Show how you get from equation (1) to equation (3).

##### Answer

Going from (1) to (2), we use that $u\_N/N = \sqrt{N}/N = 1/\sqrt{N}$. Going from (2) to (3), we use that $(1/\sqrt{N})^2 = 1/N$.

### Focusing on the counting statistics uncertainty

In a later part of the prelab we will look at the uncertainty in time, but for now let us focus our attention only on the uncertainty due to counting statistics. To do this we will use a simplified version of Equation 3, without the uncertainty in time,

$$\frac{u\_R}{R} = \frac{1}{\sqrt{N}}. \quad (4)$$

Let's use this to look at how counting for a longer period of time will affect the uncertainty in our count rate.

### Example 2.1

You perform a counting experiment and measure $N = 400$ counts during a 49.98s time interval. We will investigate how to determine the timing uncertainty during the lab.

### Your turn #2.3

Calculate the relative uncertainties for this measurement: $u\_N/N$, and $u\_R/R$.

##### Answer

$u\_N/N = 1/\sqrt{N} = 1/\sqrt{400} = 1/20 = 0.05$ and $u\_R/R = u\_N/N = 0.05$.

### Your turn #2.4

Show that $R = 8.00 \pm 0.40$ counts/second (after we apply our regular 2 sig figs for calculated uncertainties rule).

##### Answer

$R = N/t = 400/49.98 = 8.0032$ counts/second, and we know that $u\_R/R = 0.05$ so $u\_R = 0.05 \times R \approx 0.40$. Therefore by the 2 sig fig reporting rule we have $R = 8.00 \pm 0.40$ counts/second. 

### Example 2.2

You decide that you can reduce the uncertainty in your count-rate by counting for longer and decide to count for 4 times as long. You measure $N = 1602$ counts in a 200.16s time interval. 

### Your turn #2.5

Again, calculate the relative uncertainties for this measurement: $u\_N/N$, and $u\_R/R$.

##### Answer

$u\_N/N = 1/\sqrt{N} = 1/\sqrt{1602} \approx 0.025$ and $u\_R/R = u\_N/N = 0.025$.

### Your turn #2.6

Show that $R = 8.00 \pm 0.20$ counts/second (after we apply our regular 2 sig figs for calculated uncertainties rule).

##### Answer

$R = N/t = 1602/200.16 = 8.0036$ counts/second, and we know that $u\_R/R = 0.025$ so $u\_R = 0.025 \times R \approx 0.20$. Therefore by the 2 sig fig reporting rule we have $R = 8.00 \pm 0.20$ counts/second. 

### Your turn #2.7

Use the relative uncertainty $u\_N/N$ to explain how this happened.

##### Answer

Since $N$ increased by a factor of 4, $u\_N/N = 1/\sqrt{N}$ decreased by a factor of $1/\sqrt{4} = 1/2$, hence the uncertainty in the count rate is half of what it was in the first example.

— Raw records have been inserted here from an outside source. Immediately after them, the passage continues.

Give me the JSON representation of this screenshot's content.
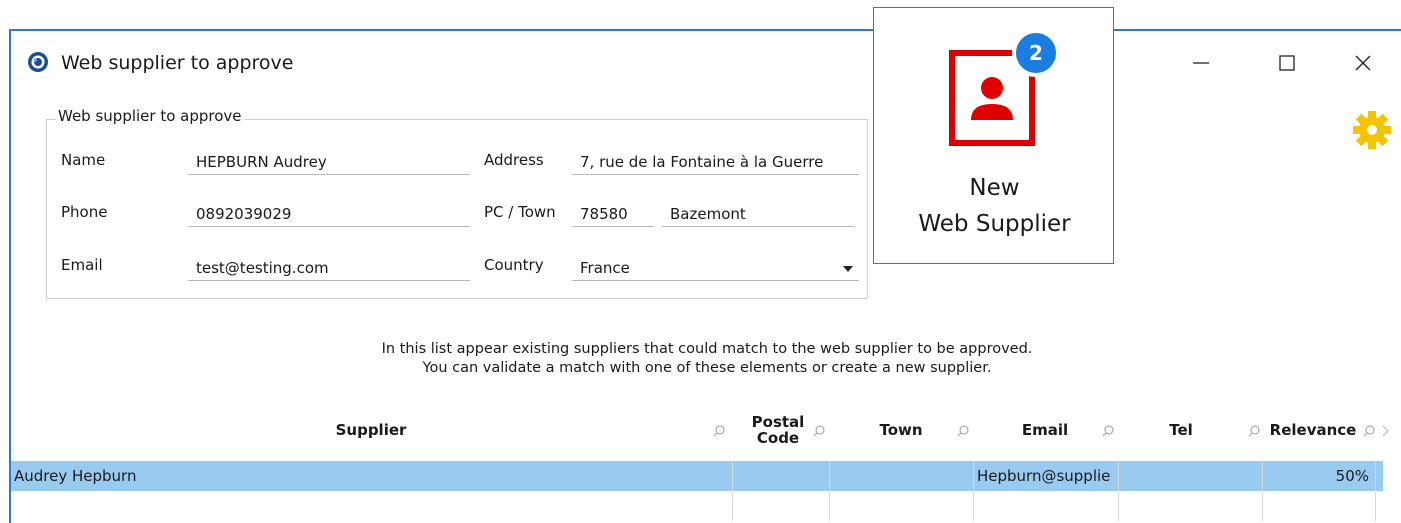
{
  "window": {
    "title": "Web supplier to approve",
    "controls": {
      "minimize": "—",
      "maximize": "☐",
      "close": "✕"
    },
    "accent_color": "#2e7ad1"
  },
  "form": {
    "group_title": "Web supplier to approve",
    "name_label": "Name",
    "name_value": "HEPBURN Audrey",
    "phone_label": "Phone",
    "phone_value": "0892039029",
    "email_label": "Email",
    "email_value": "test@testing.com",
    "address_label": "Address",
    "address_value": "7, rue de la Fontaine à la Guerre",
    "pctown_label": "PC / Town",
    "pc_value": "78580",
    "town_value": "Bazemont",
    "country_label": "Country",
    "country_value": "France"
  },
  "info": {
    "line1": "In this list appear existing suppliers that could match to the web supplier to be approved.",
    "line2": "You can validate a match with one of these elements or create a new supplier."
  },
  "grid": {
    "columns": [
      "Supplier",
      "Postal\nCode",
      "Town",
      "Email",
      "Tel",
      "Relevance"
    ],
    "rows": [
      {
        "supplier": "Audrey Hepburn",
        "postal_code": "",
        "town": "",
        "email": "Hepburn@supplie",
        "tel": "",
        "relevance": "50%"
      }
    ],
    "selected_color": "#99cbf0"
  },
  "toast": {
    "badge_count": "2",
    "line1": "New",
    "line2": "Web Supplier",
    "icon": "contact-card-icon",
    "icon_color": "#e00000",
    "badge_color": "#1a7de0"
  },
  "settings_icon": "gear-icon",
  "gear_color": "#f5c400"
}
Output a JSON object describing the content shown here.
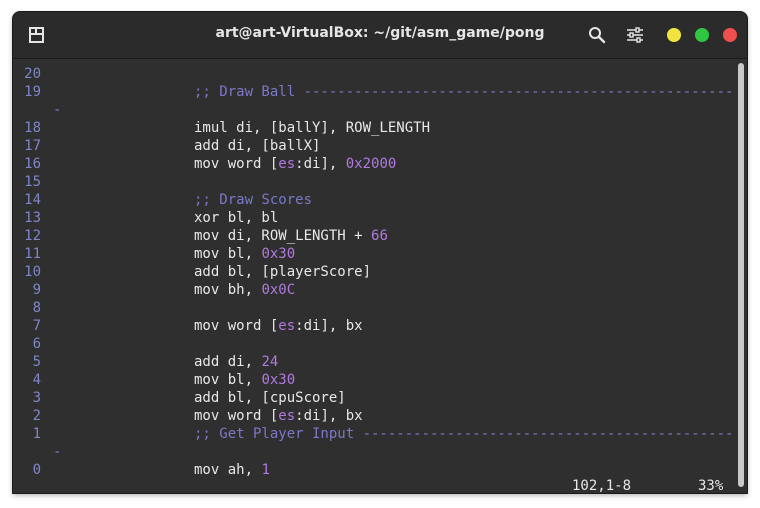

## Part 3 - Setting up analysis code for the lab

In the lab, we will be analyzing the radiation count-rate $R$ as a function of the thickness of shielding $x$. You have two options for doing the analysis this week.
- Option 1: Manual adjustment of fitting parameter to minimize chi-squared. This is a bit quicker to set up, but will take more effort during the lab to iteratively adjust parameters to find the best fit.
- Option 2: The two-parameter analytic solution to minimize chi-squared. This will be much quicker in the lab if you get it set up ahead of time. 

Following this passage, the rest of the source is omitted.